The horse race

As a Linguistics undergrad at U.C. Berkeley in the late ’80s, the best course I took was by George Lakoff, centering on his book, Metaphors We Live By.

In that wide-ranging course, one of Professor Lakoff’s observations was that the horse race metaphor for presidential elections has come to dominate our thinking of politics so much that the media rarely covers anything else.

If a candidate gives a speech proposing, say, a new health plan, the media reaction is not to analyze the health plan or quote experts discussing whether it is a good health plan or a bad health plan. Instead, the media reaction is, invariably, to quote experts who analyze whether or not the proposed health plan would help the candidate in the polls or hurt the candidate in the polls.

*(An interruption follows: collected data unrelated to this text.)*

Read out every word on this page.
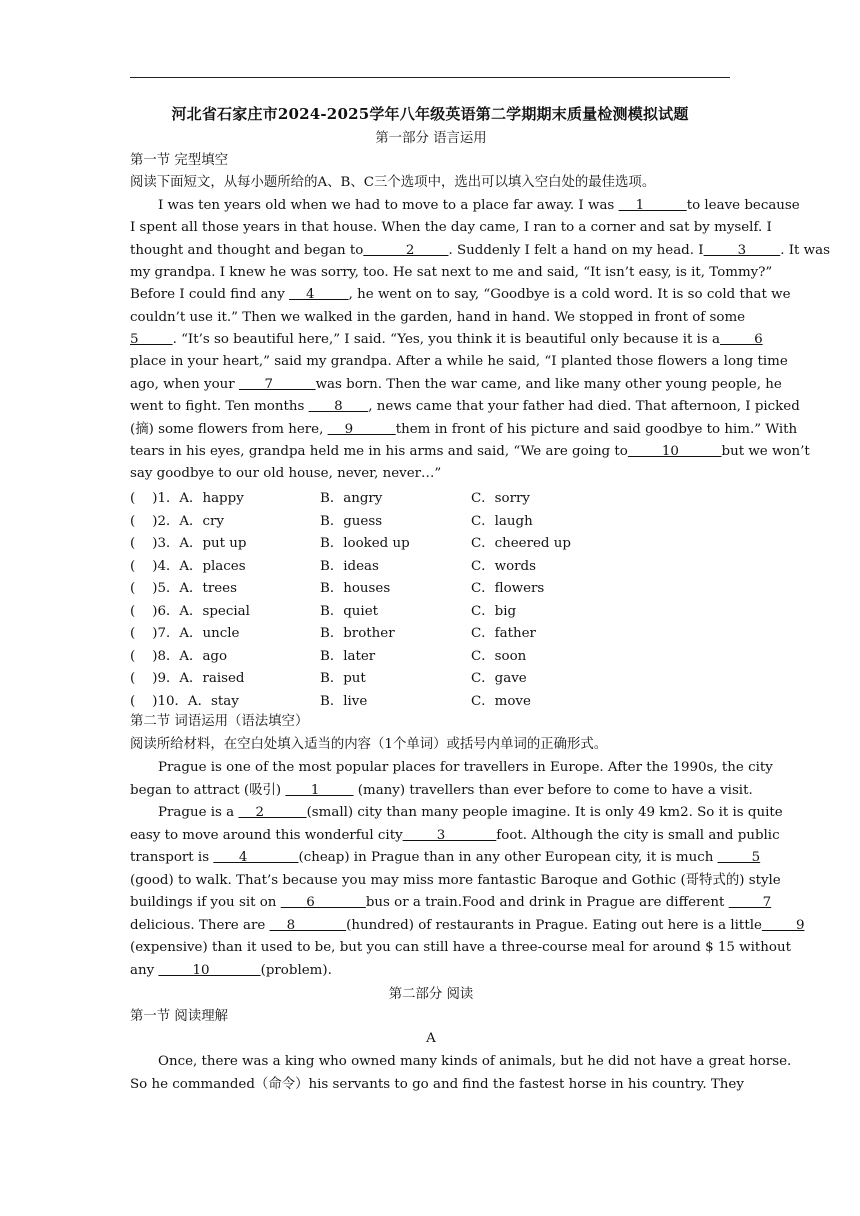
河北省石家庄市2024-2025学年八年级英语第二学期期末质量检测模拟试题
第一部分 语言运用
第一节 完型填空
阅读下面短文，从每小题所给的A、B、C三个选项中，选出可以填入空白处的最佳选项。
I was ten years old when we had to move to a place far away. I was     1          to leave because
I spent all those years in that house. When the day came, I ran to a corner and sat by myself. I
thought and thought and began to          2        . Suddenly I felt a hand on my head. I        3        . It was
my grandpa. I knew he was sorry, too. He sat next to me and said, “It isn’t easy, is it, Tommy?”
Before I could find any     4        , he went on to say, “Goodbye is a cold word. It is so cold that we
couldn’t use it.” Then we walked in the garden, hand in hand. We stopped in front of some
5        . “It’s so beautiful here,” I said. “Yes, you think it is beautiful only because it is a        6
place in your heart,” said my grandpa. After a while he said, “I planted those flowers a long time
ago, when your       7          was born. Then the war came, and like many other young people, he
went to fight. Ten months       8      , news came that your father had died. That afternoon, I picked
(摘) some flowers from here,     9          them in front of his picture and said goodbye to him.” With
tears in his eyes, grandpa held me in his arms and said, “We are going to        10          but we won’t
say goodbye to our old house, never, never…”
(    )1．A．happy	B．angry	C．sorry
(    )2．A．cry	B．guess	C．laugh
(    )3．A．put up	B．looked up	C．cheered up
(    )4．A．places	B．ideas	C．words
(    )5．A．trees	B．houses	C．flowers
(    )6．A．special	B．quiet	C．big
(    )7．A．uncle	B．brother	C．father
(    )8．A．ago	B．later	C．soon
(    )9．A．raised	B．put	C．gave
(    )10．A．stay	B．live	C．move
第二节 词语运用（语法填空）
阅读所给材料，在空白处填入适当的内容（1个单词）或括号内单词的正确形式。
Prague is one of the most popular places for travellers in Europe. After the 1990s, the city
began to attract (吸引)       1         (many) travellers than ever before to come to have a visit.
Prague is a     2          (small) city than many people imagine. It is only 49 km2. So it is quite
easy to move around this wonderful city        3            foot. Although the city is small and public
transport is       4            (cheap) in Prague than in any other European city, it is much         5
(good) to walk. That’s because you may miss more fantastic Baroque and Gothic (哥特式的) style
buildings if you sit on       6            bus or a train.Food and drink in Prague are different         7
delicious. There are     8            (hundred) of restaurants in Prague. Eating out here is a little        9
(expensive) than it used to be, but you can still have a three-course meal for around $ 15 without
any         10            (problem).
第二部分 阅读
第一节 阅读理解
A
Once, there was a king who owned many kinds of animals, but he did not have a great horse.
So he commanded（命令）his servants to go and find the fastest horse in his country. They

(Certainly a good health plan might be expected to help the candidate in the polls, but instead of analyzing the effectiveness of the plan first and the impact on the election second, we do it backwards, and the deeper analysis is often an afterthought or even not included at all.)

I am wearied by the current coverage of the primaries because of just this. I will not link to prime examples on the major news sites, yet. But I assure you that if you watch for this in the newspaper articles you read, or the TV news coverage that you watch, you will rarely see anything else.

I grant that knowing who is in the lead is important. But should it be all that we care about?